Differential Quantum Tunneling Contributions in Nitroalkane Oxidase Catalyzed and the Uncatalyzed Proton Transfer Reaction

• Published in: Proceedings of the National Academy of Sciences - PNAS Vol. 106; no. 49; pp. 20734 - 20739
• Main Authors: Major, Dan T., Heroux, Annie, Orville, Allen M., Valley, Michael P., Fitzpatrick, Paul F., Gao, Jiali, Schramm, Vern L.
• Format: Journal Article
• Language: English
• Published: United States National Academy of Sciences 08.12.2009; National Acad Sciences
• Subjects: ACCELERATION; Acetates - chemistry; AQUEOUS SOLUTIONS; Atoms; Biocatalysis; Biological Sciences; CATALYSIS; Chemical reactions; Coordinate systems; Crystallography, X-Ray; Deuterium - metabolism; DEUTERONS; Dioxygenases - metabolism; Enzymatic reactions; Enzyme kinetics; ENZYMES; Ethane - analogs & derivatives; Ethane - chemistry; Ethane - metabolism; FREE ENERGY; Hydrogen; ISOTOPE EFFECTS; KINETICS; Models, Molecular; national synchrotron light source; Nitroparaffins - chemistry; Nitroparaffins - metabolism; NUCLEAR PHYSICS AND RADIATION PHYSICS; ORIGIN; OXIDASES; Oxidation; Physical Sciences; PHYSICS OF ELEMENTARY PARTICLES AND FIELDS; Proton-Motive Force; PROTONS; Quantum mechanics; Quantum Theory; Quantum tunneling; SUBSTRATES; Thermodynamics; TRANSFER REACTIONS; TUNNELING; WATER
• ISSN: 0027-8424; 1091-6490
• DOI: 10.1073/pnas.0911416106

The proton transfer reaction between the substrate nitroethane and Asp-402 catalyzed by nitroalkane oxidase and the uncatalyzed process in water have been investigated using a path-integral free-energy perturbation method.
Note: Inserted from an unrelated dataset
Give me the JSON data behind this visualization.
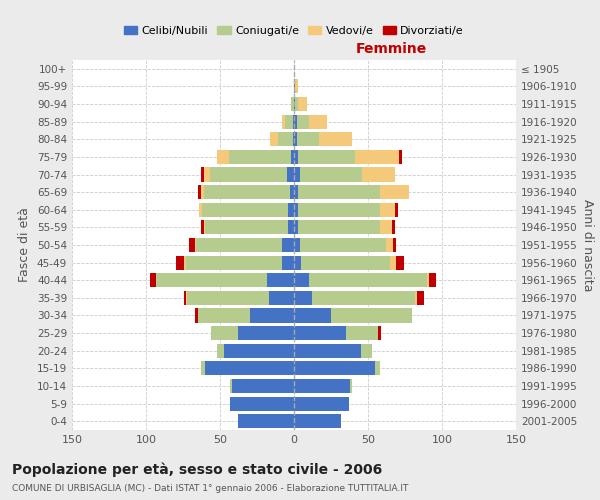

Although the dominating effect in rate acceleration by the enzyme is the lowering of the quasiclassical free energy barrier, nuclear quantum effects also contribute to catalysis in nitroalkane oxidase. in particular, the overall nuclear quantum effects have greater contributions to lowering the classical barrier in the enzyme, and there is a larger difference in quantum effects between proton and deuteron transfer for the enzymatic reaction than that in water. Both experiment and computation show that primary KIEs are enhanced in the enzyme, and the computed Swain-Schaad exponent for the enzymatic reaction is exacerbated relative to that in the absence of the enzyme. In addition, the computed tunneling transmission coefficient is approximately three times greater for the enzyme reaction than the uncatalyzed reaction, and the origin of the difference may be attributed to a narrowing effect in the effective potentials for tunneling in the enzyme than that in aqueous solution.